Unnamed: 0,word,pos,prev_word,next_word
0,Barack,NNP,O,Obama
1,Obama,NNP,Barack,visited
2,visited,VBD,Obama,the
3,the,DT,visited,Eiffel
4,Eiffel,NNP,the,Tower
5,Tower,NNP,Eiffel,O


In [3]:
# convert features to vectors embedding
vectorizer = DictVectorizer()
X = vectorizer.fit_transform(features)

nb_classifier = MultinomialNB()
nb_classifier.fit(X, labels)


val = {'word': 'Tower', 'pos': 'NNP', 'prev_word': 'Eiffel', 'next_word': 'O'}
val = vectorizer.transform(val)
nb_classifier.predict(val)

array(['LOC'], dtype='<U3')

other methods for NER using statistcal approach are

1. [Hidden Markov Models](https://www.kaggle.com/code/annsanababy/hidden-markov-model-hmm-on-ner-dataset)

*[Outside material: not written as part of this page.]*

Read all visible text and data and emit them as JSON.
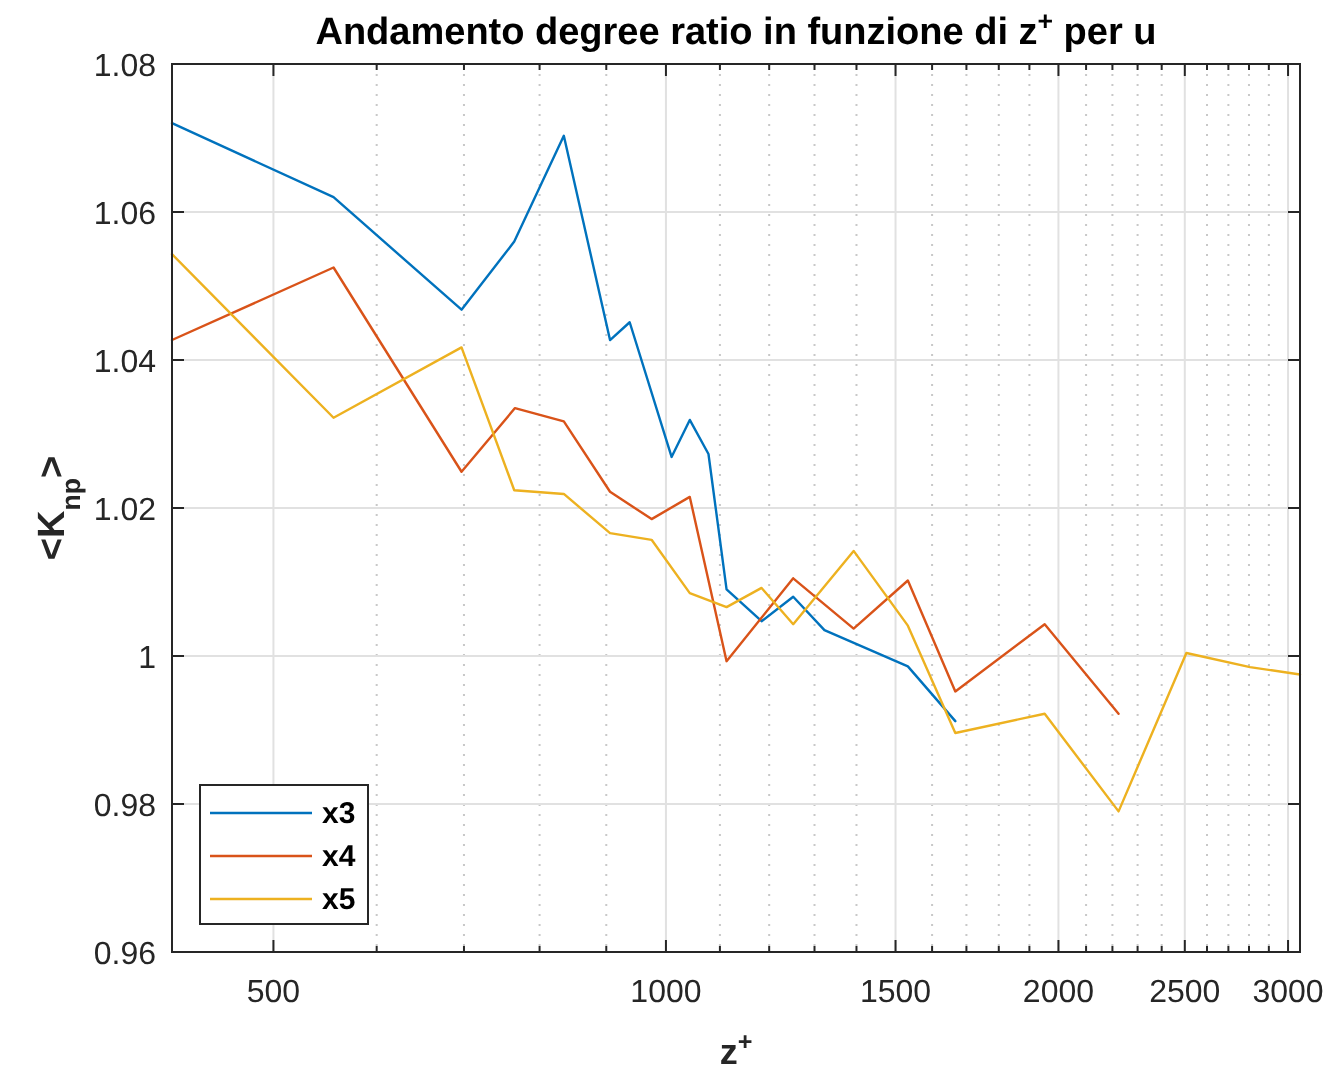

2. [Conditional Random Fields](https://medium.com/data-science-in-your-pocket/named-entity-recognition-ner-using-conditional-random-fields-in-nlp-3660df22e95c)


# Text Classification

same approach as sentiment analysis

In [7]:
import pandas as pd
import numpy as np
from sklearn.linear_model import LogisticRegression

import re
import nltk
from nltk.corpus import stopwords
from nltk.stem import PorterStemmer
from sklearn.feature_extraction.text import TfidfVectorizer
from sklearn.metrics import accuracy_score
from sklearn.model_selection import train_test_split
nltk.download('stopwords')

[nltk_data] Downloading package stopwords to /root/nltk_data...
[nltk_data]   Unzipping corpora/stopwords.zip.


True

In [8]:
data = pd.read_csv('/content/drive/MyDrive/DSN/data/bbc-text.csv')
data.head()

Unnamed: 0,category,text
0,tech,tv future in the hands of viewers with home th...
1,business,worldcom boss left books alone former worldc...
2,sport,tigers wary of farrell gamble leicester say ...
3,sport,yeading face newcastle in fa cup premiership s...
4,entertainment,ocean s twelve raids box office ocean s twelve...


### data cleaning

In [15]:
data['category'].unique().tolist()

['tech', 'business', 'sport', 'entertainment', 'politics']

In [16]:
stemmer = PorterStemmer()
words = stopwords.words("english")

data['cleaned_text'] = data['text'].apply(lambda x: " ".join([stemmer.stem(i) for i in re.sub("[^a-zA-Z]", " ", x).split() if i not in words]).lower())

data.head()

Unnamed: 0,category,text,cleaned_text
0,tech,tv future in the hands of viewers with home th...,tv futur hand viewer home theatr system plasma...
1,business,worldcom boss left books alone former worldc...,worldcom boss left book alon former worldcom b...
2,sport,tigers wary of farrell gamble leicester say ...,tiger wari farrel gambl leicest say rush make ...
3,sport,yeading face newcastle in fa cup premiership s...,yead face newcastl fa cup premiership side new...
4,entertainment,ocean s twelve raids box office ocean s twelve...,ocean twelv raid box offic ocean twelv crime c...


In [17]:
x = data['cleaned_text']
y = data['category']
X_train, X_test, y_train, y_test = train_test_split(x, y, test_size=0.25)

vectorizer = TfidfVectorizer()
X_train = vectorizer.fit_transform(X_train)
X_test = vectorizer.transform(X_test)


lr = LogisticRegression()
lr.fit(X_train, y_train)

y_preds = lr.predict(X_test)

print(accuracy_score(y_test, y_preds))

0.9802513464991023


In [18]:
single_test = "ocean twelv raid box offic ocean twelv crime"
single_test = vectorizer.transform([single_test])
lr.predict(single_test)

array(['entertainment'], dtype=object)

# Machine Translation

[paper](https://www.cs.columbia.edu/~mcollins/pb.pdf)

# Speech Recognition

[article](https://jonathan-hui.medium.com/speech-recognition-gmm-hmm-8bb5eff8b196)

## Challenge of statistical modelling

Data Dependency: Statistical methods require large amounts of labeled data for training. For tasks with limited data, performance can be suboptimal.

Interpretability: Unlike rule-based systems, statistical models (especially deep learning models) can be seen as "black boxes," making it harder to understand why the model made a certain decision.

Feature Engineering: For some statistical methods (like SVMs or Naive Bayes), careful feature engineering is required to ensure high performance.